Anon labels (Response A/B/C) plus own-slot removal close all three. The judge sees only text and is forced to evaluate substance.

This is the only stage of a multi-model council that adds signal a single-model call cannot produce. Stage 1 = N parallel queries (boring). Stage 3 = synthesis (any model can do). Stage 2 anonymized peer review is the actual research contribution. karpathy/llm-council calls this out explicitly in its README: it is the reason that project exists.

Why AnonymizedPeerReview lives in the library

User-side anonymization is doable but error-prone:

  • Easy to leak ids in prompts (forget to strip from one field).
  • Easy to assign per-judge labels inconsistently: label A meaning different model to different judges breaks aggregation.
  • Easy to drop the de-anon map and lose UI traceability.

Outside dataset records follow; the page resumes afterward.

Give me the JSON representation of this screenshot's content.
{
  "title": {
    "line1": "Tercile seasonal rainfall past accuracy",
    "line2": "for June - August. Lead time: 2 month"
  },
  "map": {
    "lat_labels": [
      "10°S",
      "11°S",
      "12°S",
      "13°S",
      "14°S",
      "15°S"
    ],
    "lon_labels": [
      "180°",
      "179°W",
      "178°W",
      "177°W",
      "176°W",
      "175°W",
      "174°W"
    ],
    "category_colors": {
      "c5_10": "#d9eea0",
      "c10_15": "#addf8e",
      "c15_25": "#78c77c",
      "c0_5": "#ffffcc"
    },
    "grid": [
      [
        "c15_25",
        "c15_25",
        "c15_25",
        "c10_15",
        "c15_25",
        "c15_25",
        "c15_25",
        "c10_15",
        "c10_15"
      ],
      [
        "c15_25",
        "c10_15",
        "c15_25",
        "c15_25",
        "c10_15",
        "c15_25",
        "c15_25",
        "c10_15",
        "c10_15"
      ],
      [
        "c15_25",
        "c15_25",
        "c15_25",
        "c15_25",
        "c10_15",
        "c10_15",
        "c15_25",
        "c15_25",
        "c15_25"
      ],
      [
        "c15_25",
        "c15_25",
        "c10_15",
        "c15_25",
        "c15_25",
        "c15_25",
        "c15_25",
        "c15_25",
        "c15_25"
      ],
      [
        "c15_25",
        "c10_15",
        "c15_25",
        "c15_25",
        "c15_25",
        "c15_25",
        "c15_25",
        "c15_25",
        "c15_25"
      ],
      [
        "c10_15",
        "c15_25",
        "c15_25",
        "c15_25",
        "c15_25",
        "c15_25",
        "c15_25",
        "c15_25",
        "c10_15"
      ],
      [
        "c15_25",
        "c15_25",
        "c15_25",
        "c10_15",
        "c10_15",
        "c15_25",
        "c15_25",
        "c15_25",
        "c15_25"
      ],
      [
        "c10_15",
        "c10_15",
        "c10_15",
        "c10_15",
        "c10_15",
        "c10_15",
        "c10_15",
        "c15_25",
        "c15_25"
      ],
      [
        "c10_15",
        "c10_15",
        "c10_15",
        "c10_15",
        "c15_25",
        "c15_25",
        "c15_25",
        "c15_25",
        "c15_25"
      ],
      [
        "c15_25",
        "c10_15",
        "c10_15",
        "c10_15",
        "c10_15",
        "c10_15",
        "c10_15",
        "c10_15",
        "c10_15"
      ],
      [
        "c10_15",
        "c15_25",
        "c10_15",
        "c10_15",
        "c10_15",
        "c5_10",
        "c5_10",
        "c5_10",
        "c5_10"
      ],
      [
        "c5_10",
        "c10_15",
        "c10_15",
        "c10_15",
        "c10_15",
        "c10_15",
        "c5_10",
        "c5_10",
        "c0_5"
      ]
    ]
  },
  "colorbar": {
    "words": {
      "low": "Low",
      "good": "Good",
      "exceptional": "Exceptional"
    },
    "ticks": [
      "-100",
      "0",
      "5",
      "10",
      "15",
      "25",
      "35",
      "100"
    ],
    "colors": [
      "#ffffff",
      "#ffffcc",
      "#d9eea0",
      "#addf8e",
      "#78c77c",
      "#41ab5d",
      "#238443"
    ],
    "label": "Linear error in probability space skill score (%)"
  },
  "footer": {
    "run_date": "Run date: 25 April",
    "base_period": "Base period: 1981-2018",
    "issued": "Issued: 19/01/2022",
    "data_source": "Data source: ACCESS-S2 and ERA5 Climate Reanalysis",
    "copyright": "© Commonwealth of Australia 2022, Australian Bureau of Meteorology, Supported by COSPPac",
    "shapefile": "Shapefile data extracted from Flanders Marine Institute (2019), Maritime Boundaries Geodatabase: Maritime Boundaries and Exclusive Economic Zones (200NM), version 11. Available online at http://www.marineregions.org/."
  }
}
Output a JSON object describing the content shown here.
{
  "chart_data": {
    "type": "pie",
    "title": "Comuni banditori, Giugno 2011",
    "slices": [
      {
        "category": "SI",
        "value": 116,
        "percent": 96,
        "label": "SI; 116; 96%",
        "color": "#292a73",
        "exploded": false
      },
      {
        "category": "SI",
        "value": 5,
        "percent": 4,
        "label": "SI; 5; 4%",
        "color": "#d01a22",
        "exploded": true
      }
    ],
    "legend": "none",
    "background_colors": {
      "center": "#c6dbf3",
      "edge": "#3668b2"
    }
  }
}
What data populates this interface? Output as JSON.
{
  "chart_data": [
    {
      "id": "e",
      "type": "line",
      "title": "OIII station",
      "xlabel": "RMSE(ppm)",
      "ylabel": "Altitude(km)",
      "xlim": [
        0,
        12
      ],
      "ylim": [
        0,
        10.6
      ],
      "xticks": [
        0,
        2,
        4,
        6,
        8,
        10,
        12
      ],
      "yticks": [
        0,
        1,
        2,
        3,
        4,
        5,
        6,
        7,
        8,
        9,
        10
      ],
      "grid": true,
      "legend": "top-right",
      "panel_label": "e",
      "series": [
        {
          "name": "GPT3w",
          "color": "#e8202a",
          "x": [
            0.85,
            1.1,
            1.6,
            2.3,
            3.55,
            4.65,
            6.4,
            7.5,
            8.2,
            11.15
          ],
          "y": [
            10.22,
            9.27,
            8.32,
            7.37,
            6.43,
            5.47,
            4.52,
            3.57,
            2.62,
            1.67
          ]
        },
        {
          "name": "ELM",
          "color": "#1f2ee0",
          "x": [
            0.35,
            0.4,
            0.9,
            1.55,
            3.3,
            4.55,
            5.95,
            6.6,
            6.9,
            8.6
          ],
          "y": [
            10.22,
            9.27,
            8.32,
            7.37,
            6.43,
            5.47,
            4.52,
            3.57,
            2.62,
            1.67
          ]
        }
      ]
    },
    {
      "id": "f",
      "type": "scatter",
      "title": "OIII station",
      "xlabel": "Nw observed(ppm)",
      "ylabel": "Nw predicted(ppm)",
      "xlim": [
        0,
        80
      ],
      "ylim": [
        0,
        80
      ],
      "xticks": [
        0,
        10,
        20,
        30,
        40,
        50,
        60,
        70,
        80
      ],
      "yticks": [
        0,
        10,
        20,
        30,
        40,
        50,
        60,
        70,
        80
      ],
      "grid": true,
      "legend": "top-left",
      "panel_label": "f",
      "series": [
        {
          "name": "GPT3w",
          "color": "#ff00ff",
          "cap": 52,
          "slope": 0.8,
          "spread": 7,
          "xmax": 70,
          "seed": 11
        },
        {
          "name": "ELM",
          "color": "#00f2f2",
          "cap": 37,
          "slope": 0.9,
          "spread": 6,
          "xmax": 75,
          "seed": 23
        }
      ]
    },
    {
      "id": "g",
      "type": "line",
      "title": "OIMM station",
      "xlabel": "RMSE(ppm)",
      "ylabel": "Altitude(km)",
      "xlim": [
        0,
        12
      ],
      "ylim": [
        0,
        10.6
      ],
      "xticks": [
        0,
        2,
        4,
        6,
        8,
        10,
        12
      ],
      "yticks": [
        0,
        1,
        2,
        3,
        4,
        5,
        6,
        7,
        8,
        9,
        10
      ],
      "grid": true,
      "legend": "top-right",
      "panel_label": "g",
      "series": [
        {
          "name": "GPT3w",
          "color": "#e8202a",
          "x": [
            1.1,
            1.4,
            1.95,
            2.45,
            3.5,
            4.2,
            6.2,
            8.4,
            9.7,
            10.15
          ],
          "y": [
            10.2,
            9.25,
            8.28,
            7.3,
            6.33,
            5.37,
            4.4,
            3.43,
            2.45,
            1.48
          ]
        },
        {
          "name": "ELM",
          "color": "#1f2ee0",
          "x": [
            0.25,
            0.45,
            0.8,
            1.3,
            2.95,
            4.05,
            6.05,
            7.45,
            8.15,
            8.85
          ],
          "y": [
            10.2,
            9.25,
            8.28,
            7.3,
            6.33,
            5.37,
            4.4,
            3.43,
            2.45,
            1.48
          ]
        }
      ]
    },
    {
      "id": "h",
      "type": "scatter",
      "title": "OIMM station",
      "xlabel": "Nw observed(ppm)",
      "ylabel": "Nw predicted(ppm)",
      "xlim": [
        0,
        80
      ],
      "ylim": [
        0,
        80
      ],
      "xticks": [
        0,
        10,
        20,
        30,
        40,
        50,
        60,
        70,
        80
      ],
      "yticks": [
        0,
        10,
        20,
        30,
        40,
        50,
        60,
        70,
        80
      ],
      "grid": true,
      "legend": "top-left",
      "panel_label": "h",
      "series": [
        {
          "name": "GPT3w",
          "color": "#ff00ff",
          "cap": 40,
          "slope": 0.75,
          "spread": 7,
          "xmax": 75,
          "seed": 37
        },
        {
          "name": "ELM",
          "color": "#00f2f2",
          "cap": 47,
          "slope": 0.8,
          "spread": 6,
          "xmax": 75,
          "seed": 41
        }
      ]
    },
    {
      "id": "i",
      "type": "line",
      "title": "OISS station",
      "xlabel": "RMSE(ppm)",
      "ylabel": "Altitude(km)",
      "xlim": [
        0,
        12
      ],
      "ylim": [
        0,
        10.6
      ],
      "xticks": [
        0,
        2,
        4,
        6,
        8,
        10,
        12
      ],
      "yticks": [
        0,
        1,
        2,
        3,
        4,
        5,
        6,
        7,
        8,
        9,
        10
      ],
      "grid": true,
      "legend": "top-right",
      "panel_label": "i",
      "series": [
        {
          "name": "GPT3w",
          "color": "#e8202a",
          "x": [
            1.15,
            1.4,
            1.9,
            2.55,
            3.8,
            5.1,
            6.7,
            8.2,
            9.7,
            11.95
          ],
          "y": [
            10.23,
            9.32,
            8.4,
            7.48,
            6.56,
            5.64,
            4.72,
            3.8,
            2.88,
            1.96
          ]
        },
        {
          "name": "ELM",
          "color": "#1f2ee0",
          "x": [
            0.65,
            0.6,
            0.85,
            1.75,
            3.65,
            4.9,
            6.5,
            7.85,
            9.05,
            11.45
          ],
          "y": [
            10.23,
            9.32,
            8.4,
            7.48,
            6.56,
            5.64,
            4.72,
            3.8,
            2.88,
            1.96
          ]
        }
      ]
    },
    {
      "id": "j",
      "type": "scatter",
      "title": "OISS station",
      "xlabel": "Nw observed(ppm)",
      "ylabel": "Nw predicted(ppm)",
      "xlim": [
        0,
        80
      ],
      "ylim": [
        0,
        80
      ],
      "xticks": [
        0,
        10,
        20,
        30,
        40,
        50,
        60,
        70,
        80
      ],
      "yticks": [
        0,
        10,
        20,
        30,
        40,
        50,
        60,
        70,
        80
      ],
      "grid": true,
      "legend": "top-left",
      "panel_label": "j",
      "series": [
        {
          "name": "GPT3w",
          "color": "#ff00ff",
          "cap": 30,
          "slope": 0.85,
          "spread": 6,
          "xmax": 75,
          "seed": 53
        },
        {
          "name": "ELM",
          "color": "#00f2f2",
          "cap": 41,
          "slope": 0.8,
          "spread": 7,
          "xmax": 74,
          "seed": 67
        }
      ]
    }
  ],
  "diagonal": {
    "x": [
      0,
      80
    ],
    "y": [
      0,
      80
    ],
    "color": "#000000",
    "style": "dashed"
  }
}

AnonymizedPeerReview solves all three:

  • Global stable map. Every judge sees gpt → Response A. Aggregation across judges is meaningful.
  • Own-slot removal. Judge never sees own answer at all. Self-recognition impossible.
  • Map preserved through to aggregator. winner, scores, avg_position, judge_ballots all reported in original-id space.

When PeerReview (visible ids) is correct

Keep ids visible when identity carries meaning the next round needs.

  • Heterogeneous roles. :researcher → :critic → :synthesizer. The critic needs to know it's reading Researcher's draft, not "Response B." Anonymization destroys role context the workflow depends on.
  • Iterative refinement. :draft and :editor collaborating across rounds. The editor's prompt likely references "the draft above": id is the semantic anchor.
  • Non-judgment cross-pollination. "Each member sees what the others wrote, then writes a new version factoring in those perspectives." No ranking, no voting. Visibility for inspiration, not adjudication.
  • Critique chains. Rounds.Critique is built on top of PeerReview.prepare_input/3.

When NEITHER fits

  • Single-judge setups. No peer pool, nothing to anonymize over. Use a plain synthesis round.
  • Identity-as-signal tasks. "Which model is most aligned with house style?" you want the judge to know who wrote what. Use PeerReview so labels stay visible, or write a custom round.
  • Vendor-leaking content. Anonymization is label-level only. If models sign their answers ("As Claude, I…"), no round-level relabeling will hide that. Sanitize content first or rewrite the member system prompts to suppress self-identification.
  • Pairwise judgments at scale. For tournament-style elimination use Rounds.PairwiseElimination; ranking entire fields per judge doesn't scale past ~6 members.

Both rounds, both supported

PeerReview is not deprecated by AnonymizedPeerReview. They do different jobs. Removing PeerReview would break Rounds.Critique and every collaborative-refinement council that depends on visible ids.